The Iowa Caucus’ two winners emerged Monday, but we are still no closer to finding a nomination for either party. Ted Cruz managed to upset Donald Trump on the Republican side. Cruz grabbed 27.6 percent of the vote and eight delegates, beating Trump’s 24.3 percent and seven delegates. Hillary Clinton barely edged Bernie Sanders on the Democratic side with 49.9 percent and 23 delegates to Sanders’ 49.6 percent and 21 delegates.
What the majority of the public doesn’t understand is the disparity of these results. On the Republican side, the results are basically insignificant. In the last two elections, the candidates who won in Iowa were not the final nominee. In fact, in the 2008 caucus, John McCain didn’t even make the top three. He finished fourth in Iowa. Mike Huckabee, Mitt Romney and Fred Thompson placed over McCain by a considerable margin. He earned just 13 percent of the vote, 21 percent behind the leader.
Fast forward to 2012. Republican nominee, Mitt Romney, managed to move up to two spots, but still lost in a close race to Rick Santorum. So despite Cruz’s major victory in Iowa, Trump, Marco Rubio and Ben Carson are all still alive. Furthermore, Carson should feel great about his chances considering John McCain lost by such a big margin and Carson lost by 18.3 percent in comparison. The only sure thing that resulted from Iowa is Rand Paul, Rick Santorum and Mike Huckabee decided to pull out of the race.

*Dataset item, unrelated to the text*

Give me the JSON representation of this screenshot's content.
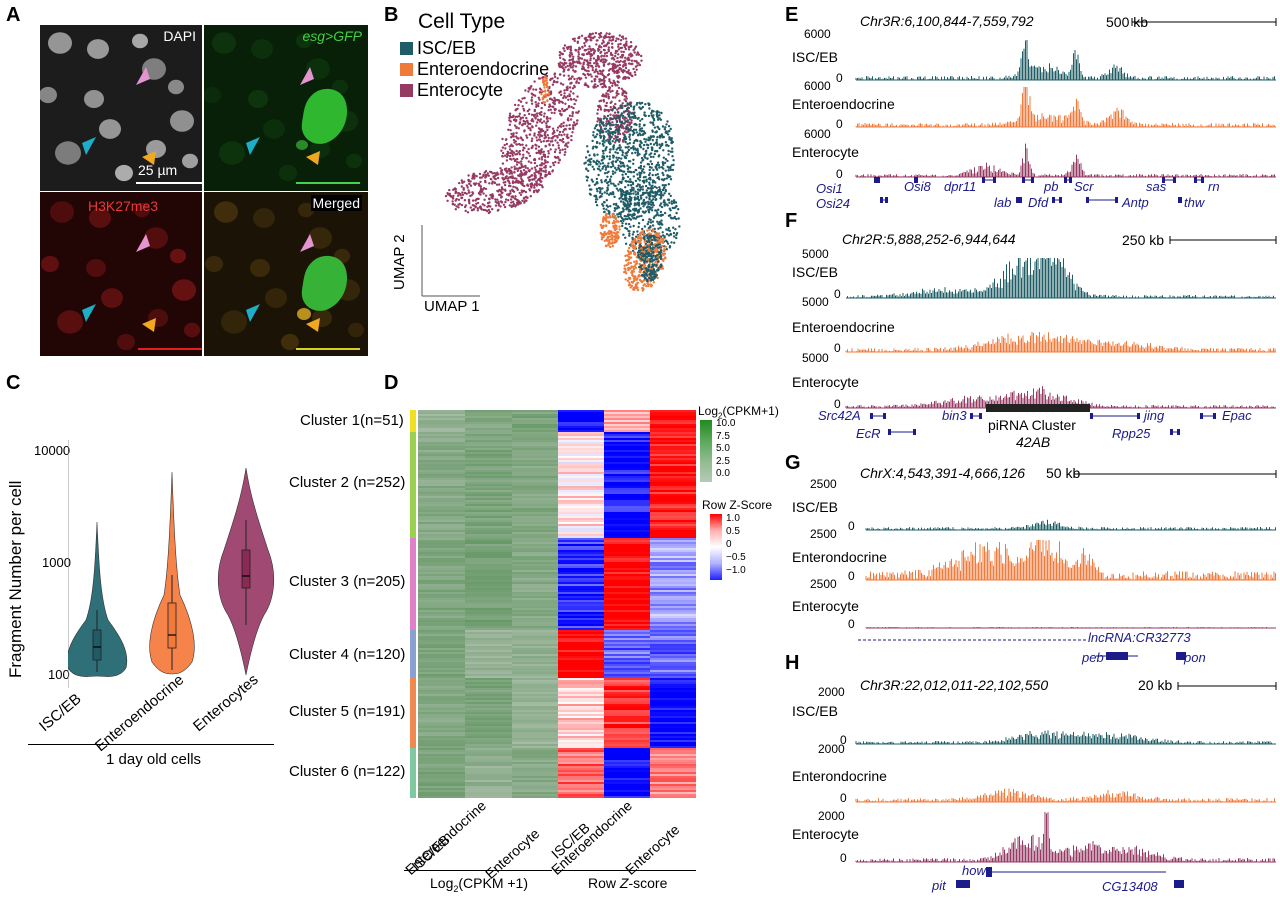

On the other side, its almost locked in that the winner of the Iowa Caucus will win the Democratic nomination. Iowa has picked the Democratic nominee correctly since 1996. The last time they didn’t, Iowa picked its own senator, Tom Harkin, with 76 percent of the vote over future president Bill Clinton, who managed just 2.8 percent.
Yet despite historical trends, the party hasn’t seen a race this close in Iowa since 1972, a year in which no candidate actually won the caucus, and instead the uncommitted vote won the nomination by a grand total of 0.3 percent. The only other major candidate from the Democratic party, Martin O’Malley pulled out of the race as well.
After all of these inconsistent statistics it basically means the battle for nomination isn’t over -not even close. So if you still want to see a battle of the two most extreme candidates such as Trump vs. Sanders, thats still a possibility. In fact, everything’s a possibility, and the Iowa Caucus means little for both parties. This race is tight and its only going to get better down the stretch.